Tuttavia il catastrofismo degli apocalittici era d'ostacolo a convinte politiche riformiste. Per frenare la caduta dei consensi la politica scelse la via della spettacolarizzazione. In linea con le tendenze estetizzanti che pervadevano la società e la cultura. Prima della politica si era, infatti, spettacolarizzata la cultura. La spettacolarizzazione della politica "fu conseguente all'infrangersi delle barriere tra linguaggi alti e bassi, tra avanguardia e consumo,tra sublime e pop". I grandi partiti, Dc e Pci, guardavano con sospetto al marketing politico. Maggior interesse vi era nei partiti intermedi. Enzo Tortora cominciò a far cantare i politici nel suo programma "Cipria", su Retequattro. Non era la via per aumentare la credibilità della politica. Si tentò quindi la strada del coinvolgimento diretto degli uomini di spettacolo nella comunicazione politica. I congressi di partito divennero eventi mediatici. Era tuttavia Marco Pannella il più agguerrito protagonista della politica spettacolo. Tanto da candidare la pornostar Ilona Staller. La politica si trasforma in show; e lo show in politica Beppe Grillo e Adriano Celentano dagli schermi televisivi attaccano i politici; lanciano proclami ai telespettatori.

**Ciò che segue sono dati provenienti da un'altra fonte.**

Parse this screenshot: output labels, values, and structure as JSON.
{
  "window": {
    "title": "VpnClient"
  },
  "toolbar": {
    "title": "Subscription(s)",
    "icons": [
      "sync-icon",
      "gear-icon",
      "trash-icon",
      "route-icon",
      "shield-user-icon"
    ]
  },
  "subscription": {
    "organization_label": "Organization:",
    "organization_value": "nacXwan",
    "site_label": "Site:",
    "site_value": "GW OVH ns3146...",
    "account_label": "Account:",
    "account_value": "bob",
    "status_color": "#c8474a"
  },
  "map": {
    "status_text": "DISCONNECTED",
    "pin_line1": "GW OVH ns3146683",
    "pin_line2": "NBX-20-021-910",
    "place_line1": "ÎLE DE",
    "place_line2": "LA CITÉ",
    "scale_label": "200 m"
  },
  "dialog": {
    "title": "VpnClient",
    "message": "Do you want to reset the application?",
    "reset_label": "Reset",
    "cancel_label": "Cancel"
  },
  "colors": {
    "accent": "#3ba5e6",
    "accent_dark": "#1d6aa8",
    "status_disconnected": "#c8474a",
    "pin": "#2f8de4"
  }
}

Ugo Intini, direttore dell'Avanti! e portavoce del Psi, intravide subito come un pericolo per la democrazia il potere che gli uomini di spettacolo e i media avevano acquisito. Programmi tv come "Mixer" di Giovanni Minoli e il "Maurizio Costanzo show" divennero la sede preferita per annunciare decisioni e svolte politiche.
Nel 1988 Giuliano Ferrara importò su Raidue l'infotainment: il racconto di cronaca con le tecniche dell'intrattenimento e dello spettacolo. A loro volta Gad Lerner e Michele Santoro spingevano il pubblico alla mobilitazione, definendo così l'agenda politica. Il dato fondamentale dei programmi giornalistici nell'età della politica spettacolo era "l'alta tensione" e "l'uso spettacolare dell'indignazione, il rinfocolamento delle passioni. Il conduttore era al contempo "fomentatore delle tensioni e punto di equilibrio". L'imparzialità e la neutralità del giornalista fu abbandonata. Al conduttore interessava solo confermare una tesi di partenza. Fini per prevalere un populismo mediatico che accompagnò il crollo del sistema dei partiti. L'indignazione fu il sentimento dominante allo scadere del decennio. Pochi compresero l'innovazione in atto.